1.7% may still not be the true death rate we’re seeing, because we may be missing many sick people. There are estimate, but they are very crude and it’s been too soon to really get good estimates. However, we can do some scenarios.
- if we’re missing half of the cases, then the true death rate is 0.85%
- if we’re missing 3/4 of the cases, the true death rate is 0.43%
This improvement is nice, but it’s still much worse than the flu. The flu has a fatality rate of 0.1%, plus we have vaccines to use to control its spread. Even with no vaccine, COVID is four times as deadly as the flu. To believe it’s “just like the flu” you have to believe we are missing 95% of the cases, which is a much higher estimate than any study has given.
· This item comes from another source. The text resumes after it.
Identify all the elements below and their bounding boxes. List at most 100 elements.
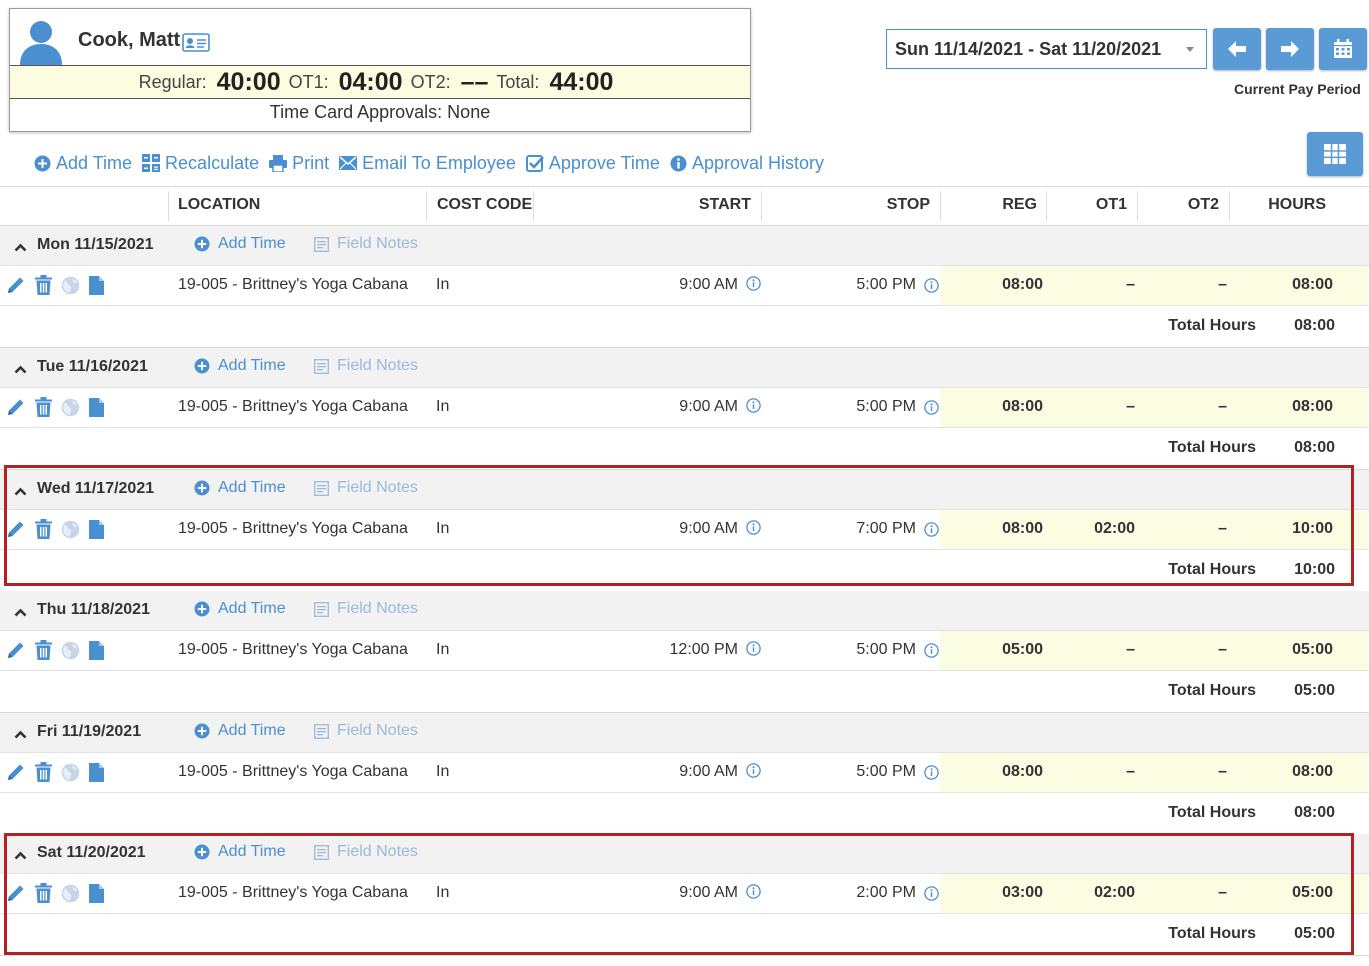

How much worse than the flu? In 2019, the US had 35M flu cases and 34,000 deaths – fitting the 0.1% fatality rate. Our staggering success with the flu results from broad distribution of a vaccine and immunity from past seasons, which keep the number of deaths so low – around 10% of the US population got it.
COVID-19, on the other hand, would be very different. With no vaccine and no immunity, it would rip through our population until around 60% of us had been infected – around 210M people – and we hit herd immunity. at a conservative 0.43% death rate, that would mean we’d have 903,000 deaths before it slowed down.
How can we avoid this?
- First, there’s social distancing and masks to keep the case number down. Fewer people infected = fewer people dead.
- Second, we can get better at treating COVID. If we can get that death rate down to 0.1%, then fewer of the people who do get infected will die.
- Third, we can further shift the demographics of who gets sick. Protect the assisted living facilities, keep obese people home, let older people stay in their houses. This will further decrease our actual fatality rate, resulting in fewer deaths.
- Finally, we can get a vaccine. This is the longer term way we can get to herd immunity without 900,000 deaths.